Finding new bacterial cell division regulators
Special Seminar – hosted by the ithree institute Professor Rick Lewis Newcastle University, United Kingdom
Professor Rick Lewis is the head of the Newcastle (UK) Structural Biology Laboratory, which comprises 7 PIs and a ~30 early career researchers. Prior to taking up his position in Newcastle in 2003, he held a Wellcome Trust Research Career Development Fellowship in Oxford University and post-docs in York University. His doctoral studies and Bachelor's degree are both in biochemistry. His lab currently focuses on the essential coordination of activities on either side of the cell membrane during bacterial cell division in Gram positive model organisms and pathogens, using structural biology and biochemistry approaches.

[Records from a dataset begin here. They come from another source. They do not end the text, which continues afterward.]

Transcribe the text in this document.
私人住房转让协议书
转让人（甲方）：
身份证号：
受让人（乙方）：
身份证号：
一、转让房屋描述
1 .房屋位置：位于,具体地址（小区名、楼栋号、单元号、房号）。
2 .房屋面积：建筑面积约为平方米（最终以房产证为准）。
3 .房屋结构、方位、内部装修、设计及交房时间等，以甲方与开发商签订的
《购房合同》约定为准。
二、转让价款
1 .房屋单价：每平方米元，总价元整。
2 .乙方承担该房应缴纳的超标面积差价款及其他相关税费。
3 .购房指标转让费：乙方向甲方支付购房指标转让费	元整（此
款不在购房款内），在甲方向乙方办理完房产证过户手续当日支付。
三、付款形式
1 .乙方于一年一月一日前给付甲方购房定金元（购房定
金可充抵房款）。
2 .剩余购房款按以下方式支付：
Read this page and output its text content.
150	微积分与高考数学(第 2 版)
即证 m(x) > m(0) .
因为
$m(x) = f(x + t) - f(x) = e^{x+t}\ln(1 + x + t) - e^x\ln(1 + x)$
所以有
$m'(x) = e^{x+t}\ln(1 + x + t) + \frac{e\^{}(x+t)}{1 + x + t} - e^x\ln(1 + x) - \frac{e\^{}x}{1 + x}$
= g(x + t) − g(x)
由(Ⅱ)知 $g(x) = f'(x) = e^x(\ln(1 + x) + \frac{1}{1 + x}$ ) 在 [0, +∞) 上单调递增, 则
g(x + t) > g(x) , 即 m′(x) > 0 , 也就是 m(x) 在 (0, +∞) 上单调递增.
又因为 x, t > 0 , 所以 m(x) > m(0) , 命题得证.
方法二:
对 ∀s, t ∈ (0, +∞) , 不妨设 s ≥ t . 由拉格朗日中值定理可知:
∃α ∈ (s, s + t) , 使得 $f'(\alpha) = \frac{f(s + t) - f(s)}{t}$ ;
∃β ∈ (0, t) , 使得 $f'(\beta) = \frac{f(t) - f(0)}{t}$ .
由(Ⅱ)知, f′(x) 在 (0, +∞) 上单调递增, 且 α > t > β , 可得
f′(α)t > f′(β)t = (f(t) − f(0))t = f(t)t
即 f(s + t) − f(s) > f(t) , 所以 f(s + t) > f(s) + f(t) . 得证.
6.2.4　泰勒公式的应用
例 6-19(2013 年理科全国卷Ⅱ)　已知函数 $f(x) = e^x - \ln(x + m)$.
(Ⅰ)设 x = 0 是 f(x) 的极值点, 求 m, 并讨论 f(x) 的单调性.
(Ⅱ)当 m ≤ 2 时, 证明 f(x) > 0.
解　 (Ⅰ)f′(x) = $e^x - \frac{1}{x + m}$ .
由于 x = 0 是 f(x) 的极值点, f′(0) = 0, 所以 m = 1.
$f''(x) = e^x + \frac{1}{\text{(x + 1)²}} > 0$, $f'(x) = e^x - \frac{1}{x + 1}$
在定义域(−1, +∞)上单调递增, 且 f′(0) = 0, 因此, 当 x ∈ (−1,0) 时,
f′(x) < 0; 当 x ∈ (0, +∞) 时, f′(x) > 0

Bacterial cell division requires precise spatiotemporal regulation of the synthesis and the remodelling of the peptidoglycan layer that surrounds the cytoplasmic membrane. The GpsB protein regulates cell wall synthesis by binding to the penicillin binding proteins (PBPs) that polymerize and crosslink the glycan strands in cell wall peptidoglycan. Whilst the catalytic domains of the PBPs are located on the outside face of the cell, some PBPs also contain short cytoplasmic domains whose roles are poorly understood. We present here crystal structures of cytoplasmic PBP domains bound to the N-terminal domain of GpsB, and determined the critical features for the interaction of GpsB from diverse bacteria with their different PBP partners. We have used this information to predict and subsequently confirm novel partners of GpsB, and demonstrate the role that GpsB plays in modulating some of their activities. Given the importance of GpsB:PBP interactions in pathogenic bacteria, the crystal structure presents a promising starting point for design of new antibiotics and provides an important step forward in understanding the regulation of cell wall synthesis in cell division in several different important bacterial species.